Many Indian Courts have relied on the OECD Commentaries9 as well as the decision in Tata Consultancy Services while determining the taxability of e-commerce transactions. The Andhra Pradesh High Court observed that by virtue of the adoption of the OECD model treaties by various countries, a new area of genuine ‘international tax law’ is in the process of developing10. Moreover, ever since India had been appointed as an observer country to the OECD Committee on Fiscal Affairs, it has been playing an increasingly proactive role in various deliberations in the arena of international taxation. India’s reservations to specific clauses of the OECD commentaries have also been included in the 2008 update to the model convention.
The AAR’s premature rejection of the OECD Commentaries as a tool of interpretation is therefore not in line with the prevailing view in India. There have also been several cases where the income tax department has ignored the principles laid down by the OECD. In fact, in a recent order in the case of Microsoft11, the Commissioner of Income tax (Appeals) took the view that OECD Commentaries are not relevant since India is not an OECD member.

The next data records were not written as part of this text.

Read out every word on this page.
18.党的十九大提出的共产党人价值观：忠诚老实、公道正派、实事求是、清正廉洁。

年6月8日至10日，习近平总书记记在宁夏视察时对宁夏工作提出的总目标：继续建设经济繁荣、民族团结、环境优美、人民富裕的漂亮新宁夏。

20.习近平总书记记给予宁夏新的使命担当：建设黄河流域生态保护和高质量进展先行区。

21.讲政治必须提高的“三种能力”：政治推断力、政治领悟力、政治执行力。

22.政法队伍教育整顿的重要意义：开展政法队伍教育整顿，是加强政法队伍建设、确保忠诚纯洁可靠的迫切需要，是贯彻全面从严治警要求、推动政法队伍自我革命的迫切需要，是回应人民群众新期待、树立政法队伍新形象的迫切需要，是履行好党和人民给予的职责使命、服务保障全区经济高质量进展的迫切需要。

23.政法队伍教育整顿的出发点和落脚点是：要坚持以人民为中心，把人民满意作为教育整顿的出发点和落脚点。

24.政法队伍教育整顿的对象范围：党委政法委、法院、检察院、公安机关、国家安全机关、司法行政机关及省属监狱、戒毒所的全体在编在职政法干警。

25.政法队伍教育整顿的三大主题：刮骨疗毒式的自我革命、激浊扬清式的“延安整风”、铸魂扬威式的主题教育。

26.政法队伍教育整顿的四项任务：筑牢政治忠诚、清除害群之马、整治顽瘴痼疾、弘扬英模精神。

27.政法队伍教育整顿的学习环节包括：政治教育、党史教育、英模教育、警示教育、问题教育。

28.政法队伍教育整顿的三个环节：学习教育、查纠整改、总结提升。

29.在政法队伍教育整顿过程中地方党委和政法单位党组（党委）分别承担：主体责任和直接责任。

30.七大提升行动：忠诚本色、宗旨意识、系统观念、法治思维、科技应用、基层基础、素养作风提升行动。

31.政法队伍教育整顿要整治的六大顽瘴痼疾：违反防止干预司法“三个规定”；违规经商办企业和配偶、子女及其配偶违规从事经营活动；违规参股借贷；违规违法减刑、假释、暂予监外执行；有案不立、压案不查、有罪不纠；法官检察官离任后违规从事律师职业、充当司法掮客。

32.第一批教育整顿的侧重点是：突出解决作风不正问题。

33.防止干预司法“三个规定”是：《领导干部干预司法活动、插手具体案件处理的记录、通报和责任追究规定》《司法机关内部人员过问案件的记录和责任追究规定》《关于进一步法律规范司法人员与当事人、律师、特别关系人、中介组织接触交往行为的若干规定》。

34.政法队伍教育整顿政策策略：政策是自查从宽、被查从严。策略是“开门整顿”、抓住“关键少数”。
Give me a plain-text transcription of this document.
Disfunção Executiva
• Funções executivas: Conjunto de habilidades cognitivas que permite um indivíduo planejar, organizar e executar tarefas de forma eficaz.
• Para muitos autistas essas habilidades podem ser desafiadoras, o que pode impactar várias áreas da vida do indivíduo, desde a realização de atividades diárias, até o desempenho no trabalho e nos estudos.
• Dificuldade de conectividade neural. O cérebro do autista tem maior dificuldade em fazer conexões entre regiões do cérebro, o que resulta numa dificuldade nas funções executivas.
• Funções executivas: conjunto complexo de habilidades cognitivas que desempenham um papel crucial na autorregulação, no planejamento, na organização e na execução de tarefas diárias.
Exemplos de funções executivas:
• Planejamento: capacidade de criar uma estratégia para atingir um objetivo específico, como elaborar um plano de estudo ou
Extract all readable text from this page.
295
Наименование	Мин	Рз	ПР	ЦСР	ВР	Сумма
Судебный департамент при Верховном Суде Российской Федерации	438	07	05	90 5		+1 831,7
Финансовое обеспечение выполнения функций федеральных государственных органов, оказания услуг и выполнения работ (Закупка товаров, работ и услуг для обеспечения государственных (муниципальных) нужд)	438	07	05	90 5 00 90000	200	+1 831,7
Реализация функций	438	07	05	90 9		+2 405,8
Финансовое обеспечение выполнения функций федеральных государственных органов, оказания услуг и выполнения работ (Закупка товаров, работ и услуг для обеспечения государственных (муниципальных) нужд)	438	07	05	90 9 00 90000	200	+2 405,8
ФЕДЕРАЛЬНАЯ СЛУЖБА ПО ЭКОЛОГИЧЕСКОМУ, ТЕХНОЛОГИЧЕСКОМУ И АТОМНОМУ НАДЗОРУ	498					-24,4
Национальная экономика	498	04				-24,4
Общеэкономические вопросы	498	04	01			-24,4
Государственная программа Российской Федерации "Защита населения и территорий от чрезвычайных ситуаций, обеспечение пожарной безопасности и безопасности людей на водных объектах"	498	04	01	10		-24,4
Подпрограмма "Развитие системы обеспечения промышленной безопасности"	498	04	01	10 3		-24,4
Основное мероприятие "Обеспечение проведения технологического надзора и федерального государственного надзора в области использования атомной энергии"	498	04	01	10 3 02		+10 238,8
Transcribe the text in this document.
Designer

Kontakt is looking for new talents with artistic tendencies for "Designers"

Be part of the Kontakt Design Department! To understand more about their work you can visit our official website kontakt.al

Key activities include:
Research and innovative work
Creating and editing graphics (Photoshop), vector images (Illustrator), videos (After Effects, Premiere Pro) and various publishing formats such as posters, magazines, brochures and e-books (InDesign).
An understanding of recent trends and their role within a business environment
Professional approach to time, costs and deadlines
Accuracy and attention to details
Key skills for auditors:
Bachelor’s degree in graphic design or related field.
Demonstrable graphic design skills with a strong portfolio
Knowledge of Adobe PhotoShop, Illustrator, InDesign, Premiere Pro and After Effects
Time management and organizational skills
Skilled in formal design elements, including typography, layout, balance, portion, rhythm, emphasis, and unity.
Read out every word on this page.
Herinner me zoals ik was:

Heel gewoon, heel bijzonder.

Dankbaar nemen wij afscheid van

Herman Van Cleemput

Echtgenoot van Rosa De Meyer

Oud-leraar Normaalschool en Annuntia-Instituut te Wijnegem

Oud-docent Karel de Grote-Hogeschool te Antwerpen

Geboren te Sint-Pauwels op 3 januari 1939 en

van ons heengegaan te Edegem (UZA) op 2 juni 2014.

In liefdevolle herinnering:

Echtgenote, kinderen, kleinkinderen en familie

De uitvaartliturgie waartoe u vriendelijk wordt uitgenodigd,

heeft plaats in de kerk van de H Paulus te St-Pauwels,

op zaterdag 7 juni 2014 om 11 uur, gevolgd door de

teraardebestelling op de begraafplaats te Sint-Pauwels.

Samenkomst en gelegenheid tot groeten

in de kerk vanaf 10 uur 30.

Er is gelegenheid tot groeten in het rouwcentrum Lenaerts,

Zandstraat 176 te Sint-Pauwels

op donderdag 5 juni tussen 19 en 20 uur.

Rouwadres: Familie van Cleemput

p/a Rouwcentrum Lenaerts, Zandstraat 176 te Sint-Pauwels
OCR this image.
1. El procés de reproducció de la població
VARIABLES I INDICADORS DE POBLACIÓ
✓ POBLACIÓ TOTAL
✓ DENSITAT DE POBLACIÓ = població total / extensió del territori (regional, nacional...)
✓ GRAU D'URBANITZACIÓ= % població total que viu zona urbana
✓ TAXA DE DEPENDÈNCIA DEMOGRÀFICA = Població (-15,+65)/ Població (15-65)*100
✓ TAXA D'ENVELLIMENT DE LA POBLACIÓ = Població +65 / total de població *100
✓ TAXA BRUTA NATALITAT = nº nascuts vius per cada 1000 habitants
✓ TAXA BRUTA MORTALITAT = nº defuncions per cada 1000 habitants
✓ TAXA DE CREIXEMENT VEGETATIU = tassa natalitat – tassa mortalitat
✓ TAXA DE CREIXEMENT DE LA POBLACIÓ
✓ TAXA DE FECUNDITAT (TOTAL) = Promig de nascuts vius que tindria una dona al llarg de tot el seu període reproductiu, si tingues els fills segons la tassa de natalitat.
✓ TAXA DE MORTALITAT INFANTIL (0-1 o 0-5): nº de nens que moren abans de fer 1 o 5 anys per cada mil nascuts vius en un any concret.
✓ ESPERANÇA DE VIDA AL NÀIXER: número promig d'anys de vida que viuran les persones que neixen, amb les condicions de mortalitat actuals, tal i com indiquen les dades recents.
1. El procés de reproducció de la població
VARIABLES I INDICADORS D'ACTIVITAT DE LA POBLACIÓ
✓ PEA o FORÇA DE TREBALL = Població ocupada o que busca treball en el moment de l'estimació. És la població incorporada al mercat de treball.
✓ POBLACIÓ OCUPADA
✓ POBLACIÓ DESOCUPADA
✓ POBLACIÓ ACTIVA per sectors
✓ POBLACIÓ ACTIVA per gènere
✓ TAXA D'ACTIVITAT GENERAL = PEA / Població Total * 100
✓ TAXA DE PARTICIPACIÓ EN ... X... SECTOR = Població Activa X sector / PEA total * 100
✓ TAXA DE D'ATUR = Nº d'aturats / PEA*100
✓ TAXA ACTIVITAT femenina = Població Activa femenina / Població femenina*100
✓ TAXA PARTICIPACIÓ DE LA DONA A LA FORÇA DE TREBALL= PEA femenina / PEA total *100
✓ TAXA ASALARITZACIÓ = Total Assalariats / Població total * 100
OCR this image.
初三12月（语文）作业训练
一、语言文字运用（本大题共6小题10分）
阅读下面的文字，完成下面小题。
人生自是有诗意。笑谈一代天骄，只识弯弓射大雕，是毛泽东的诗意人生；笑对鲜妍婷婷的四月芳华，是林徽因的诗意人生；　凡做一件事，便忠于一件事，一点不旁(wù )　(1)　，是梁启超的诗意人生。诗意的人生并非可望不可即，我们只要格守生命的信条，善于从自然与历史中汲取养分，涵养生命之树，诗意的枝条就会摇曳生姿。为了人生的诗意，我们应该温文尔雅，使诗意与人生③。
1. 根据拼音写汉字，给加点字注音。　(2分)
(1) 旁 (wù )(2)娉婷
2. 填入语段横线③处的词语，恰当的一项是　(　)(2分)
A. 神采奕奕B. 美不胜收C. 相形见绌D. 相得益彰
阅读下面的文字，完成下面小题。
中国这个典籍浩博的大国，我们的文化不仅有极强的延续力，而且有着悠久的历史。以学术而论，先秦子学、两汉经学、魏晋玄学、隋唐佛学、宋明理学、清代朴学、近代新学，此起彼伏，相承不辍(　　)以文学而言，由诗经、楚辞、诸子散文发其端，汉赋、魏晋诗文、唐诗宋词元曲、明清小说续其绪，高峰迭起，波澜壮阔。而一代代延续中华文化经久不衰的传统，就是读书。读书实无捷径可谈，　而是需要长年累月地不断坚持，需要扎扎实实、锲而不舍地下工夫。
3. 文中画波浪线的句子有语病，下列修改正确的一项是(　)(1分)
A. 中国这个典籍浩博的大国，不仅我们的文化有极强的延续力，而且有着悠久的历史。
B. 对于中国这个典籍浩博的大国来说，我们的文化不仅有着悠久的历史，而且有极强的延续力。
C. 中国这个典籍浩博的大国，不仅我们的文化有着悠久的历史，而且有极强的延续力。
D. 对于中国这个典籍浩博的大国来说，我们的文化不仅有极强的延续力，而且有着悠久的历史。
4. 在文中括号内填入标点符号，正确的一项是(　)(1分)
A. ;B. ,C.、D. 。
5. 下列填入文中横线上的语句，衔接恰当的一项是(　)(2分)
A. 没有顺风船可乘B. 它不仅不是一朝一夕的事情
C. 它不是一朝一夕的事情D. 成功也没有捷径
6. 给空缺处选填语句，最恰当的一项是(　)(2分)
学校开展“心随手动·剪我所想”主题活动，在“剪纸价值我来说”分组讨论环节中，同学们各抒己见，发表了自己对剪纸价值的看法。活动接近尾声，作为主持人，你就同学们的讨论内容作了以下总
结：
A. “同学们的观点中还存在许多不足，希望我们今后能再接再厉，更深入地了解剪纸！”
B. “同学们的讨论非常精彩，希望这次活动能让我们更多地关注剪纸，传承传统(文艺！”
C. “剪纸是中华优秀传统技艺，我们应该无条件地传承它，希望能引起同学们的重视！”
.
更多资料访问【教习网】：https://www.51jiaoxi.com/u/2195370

It is evident that the income tax department seems to be unable to appreciate the inherent dynamics of e-commerce transactions and has consequently developed a penchant for relying on generalised principles of income characterisation that have no connection with industry accepted standards. The present situation is clearly reflective of the double standards adopted by the government. On one hand the government acknowledges the contribution of the IT industry to the economy and on the other hand it fosters a tax regime that stifles cross-border e-commerce transactions. In fact, similar ambiguities exist even in the context of indirect taxation of software.
The exponential growth of the internet and the blurring of conventional borders thanks to seamless connectivity, has entirely transformed the face of trade and commerce. The strength of the IT wave greatly depends on the extent to which the regulatory framework manages to preserve some of the core attributes of the sector which include borderless trade, low transaction costs and high value generation. Judicial pronouncements that fail to appreciate the ground-level realties of e-commerce can have a negative impact on cross-border trade and investment.
The time now seems to be ripe for the Supreme Court to step in as it did in Azadi Bachao Andolan12 to put an end to the ambiguities plaguing the taxation of e-commerce.